Un dispositif permanent de contrôle installé en aval de la capitale

Face à cette situation, les autorités congolaises ont décidé de maintenir un contrôle sanitaire permanent des bateaux en amont de Kinshasa. Cette mesure s’ajoute aux dispositifs déjà en place, comme les points de contrôle sanitaire dans les ports et sur les axes routiers. « Nous allons renforcer les inspections systématiques, notamment pour les embarcations en provenance de zones à risque », a précisé Roger Kamba.

Cette décision intervient dans un contexte où la RDC reste confrontée à des foyers récurrents d’Ebola, malgré les progrès réalisés ces dernières années dans la lutte contre la maladie. Les autorités sanitaires insistent sur la nécessité de ne pas relâcher la vigilance, alors que le pays entre dans une période de saison sèche, propice à la propagation des épidémies.

Et maintenant ?

Les prochaines semaines seront cruciales pour évaluer l’efficacité des nouveaux dispositifs de contrôle. Si aucun cas d’Ebola n’a été détecté lors de cet incident, il rappelle nonetheless la nécessité de maintenir une surveillance constante.
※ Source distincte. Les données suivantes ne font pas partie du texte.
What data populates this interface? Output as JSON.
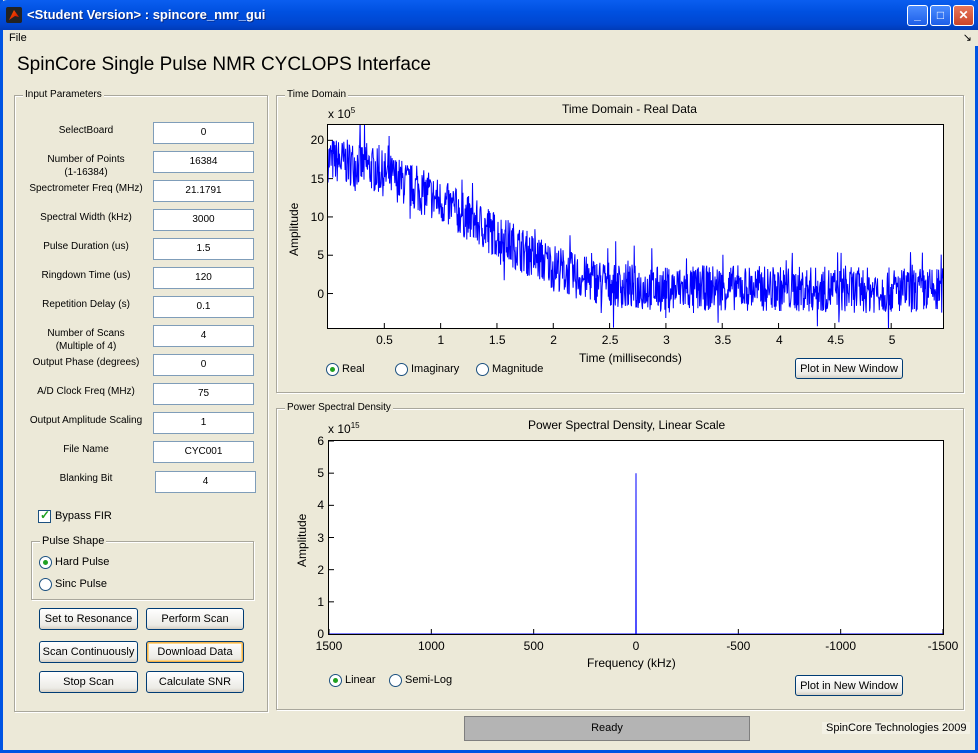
{
  "window": {
    "title": "<Student Version> : spincore_nmr_gui",
    "min": "_",
    "max": "□",
    "close": "✕"
  },
  "menu": {
    "file": "File",
    "arrow": "↘"
  },
  "app_title": "SpinCore Single Pulse NMR CYCLOPS Interface",
  "input_panel": {
    "label": "Input Parameters",
    "params": [
      {
        "label": "SelectBoard",
        "value": "0"
      },
      {
        "label": "Number of Points\n(1-16384)",
        "value": "16384"
      },
      {
        "label": "Spectrometer Freq (MHz)",
        "value": "21.1791"
      },
      {
        "label": "Spectral Width (kHz)",
        "value": "3000"
      },
      {
        "label": "Pulse Duration (us)",
        "value": "1.5"
      },
      {
        "label": "Ringdown Time (us)",
        "value": "120"
      },
      {
        "label": "Repetition Delay (s)",
        "value": "0.1"
      },
      {
        "label": "Number of Scans\n(Multiple of 4)",
        "value": "4"
      },
      {
        "label": "Output Phase (degrees)",
        "value": "0"
      },
      {
        "label": "A/D Clock Freq (MHz)",
        "value": "75"
      },
      {
        "label": "Output Amplitude Scaling",
        "value": "1"
      },
      {
        "label": "File Name",
        "value": "CYC001"
      },
      {
        "label": "Blanking Bit",
        "value": "4"
      }
    ],
    "bypass_fir": {
      "label": "Bypass FIR",
      "checked": true
    },
    "pulse_shape": {
      "label": "Pulse Shape",
      "options": [
        "Hard Pulse",
        "Sinc Pulse"
      ],
      "selected": "Hard Pulse"
    },
    "buttons": {
      "set_resonance": "Set to Resonance",
      "perform_scan": "Perform Scan",
      "scan_continuously": "Scan Continuously",
      "download_data": "Download Data",
      "stop_scan": "Stop Scan",
      "calculate_snr": "Calculate SNR"
    }
  },
  "time_panel": {
    "label": "Time Domain",
    "radio_options": [
      "Real",
      "Imaginary",
      "Magnitude"
    ],
    "selected": "Real",
    "plot_button": "Plot in New Window"
  },
  "psd_panel": {
    "label": "Power Spectral Density",
    "radio_options": [
      "Linear",
      "Semi-Log"
    ],
    "selected": "Linear",
    "plot_button": "Plot in New Window"
  },
  "status": "Ready",
  "credit": "SpinCore Technologies 2009",
  "chart_data": [
    {
      "type": "line",
      "title": "Time Domain - Real Data",
      "xlabel": "Time (milliseconds)",
      "ylabel": "Amplitude",
      "y_exponent_label": "x 10",
      "y_exponent": "5",
      "xlim": [
        0,
        5.46
      ],
      "ylim": [
        -4.5,
        22
      ],
      "xticks": [
        "0.5",
        "1",
        "1.5",
        "2",
        "2.5",
        "3",
        "3.5",
        "4",
        "4.5",
        "5"
      ],
      "yticks": [
        "20",
        "15",
        "10",
        "5",
        "0"
      ],
      "color": "#0000ff",
      "envelope": {
        "x": [
          0,
          0.3,
          0.6,
          1.0,
          1.4,
          1.8,
          2.2,
          2.6,
          3.0,
          3.5,
          4.0,
          4.5,
          5.0,
          5.46
        ],
        "y_mean": [
          17.5,
          16.8,
          15.0,
          12.0,
          8.5,
          5.0,
          2.2,
          1.0,
          0.5,
          0.8,
          0.6,
          0.5,
          0.4,
          0.4
        ],
        "spread": [
          3,
          3,
          3,
          3,
          3,
          3,
          3,
          3,
          3,
          3,
          3,
          3,
          3,
          3
        ]
      }
    },
    {
      "type": "line",
      "title": "Power Spectral Density, Linear Scale",
      "xlabel": "Frequency (kHz)",
      "ylabel": "Amplitude",
      "y_exponent_label": "x 10",
      "y_exponent": "15",
      "xlim": [
        1500,
        -1500
      ],
      "ylim": [
        0,
        6
      ],
      "xticks": [
        "1500",
        "1000",
        "500",
        "0",
        "-500",
        "-1000",
        "-1500"
      ],
      "yticks": [
        "6",
        "5",
        "4",
        "3",
        "2",
        "1",
        "0"
      ],
      "color": "#0000ff",
      "x": [
        1500,
        1,
        0,
        -1,
        -1500
      ],
      "values": [
        0,
        0,
        5.0,
        0,
        0
      ]
    }
  ]
}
Les autorités sanitaires pourraient prochainement annoncer des mesures supplémentaires, notamment si de nouveaux foyers devaient être identifiés dans les semaines à venir. Une réunion d’urgence avec l’Organisation mondiale de la santé (OMS) est prévue pour le 15 août afin d’examiner les risques résiduels.

Cet épisode illustre les défis persistants auxquels la RDC est confrontée dans sa lutte contre Ebola. Alors que le pays a enregistré plus de 1 200 cas depuis le début de l’année 2026, selon les chiffres officiels, la vigilance reste de mise pour éviter une nouvelle flambée épidémique. Les autorités sanitaires appellent la population à signaler tout symptôme suspect et à respecter les mesures d’hygiène recommandées.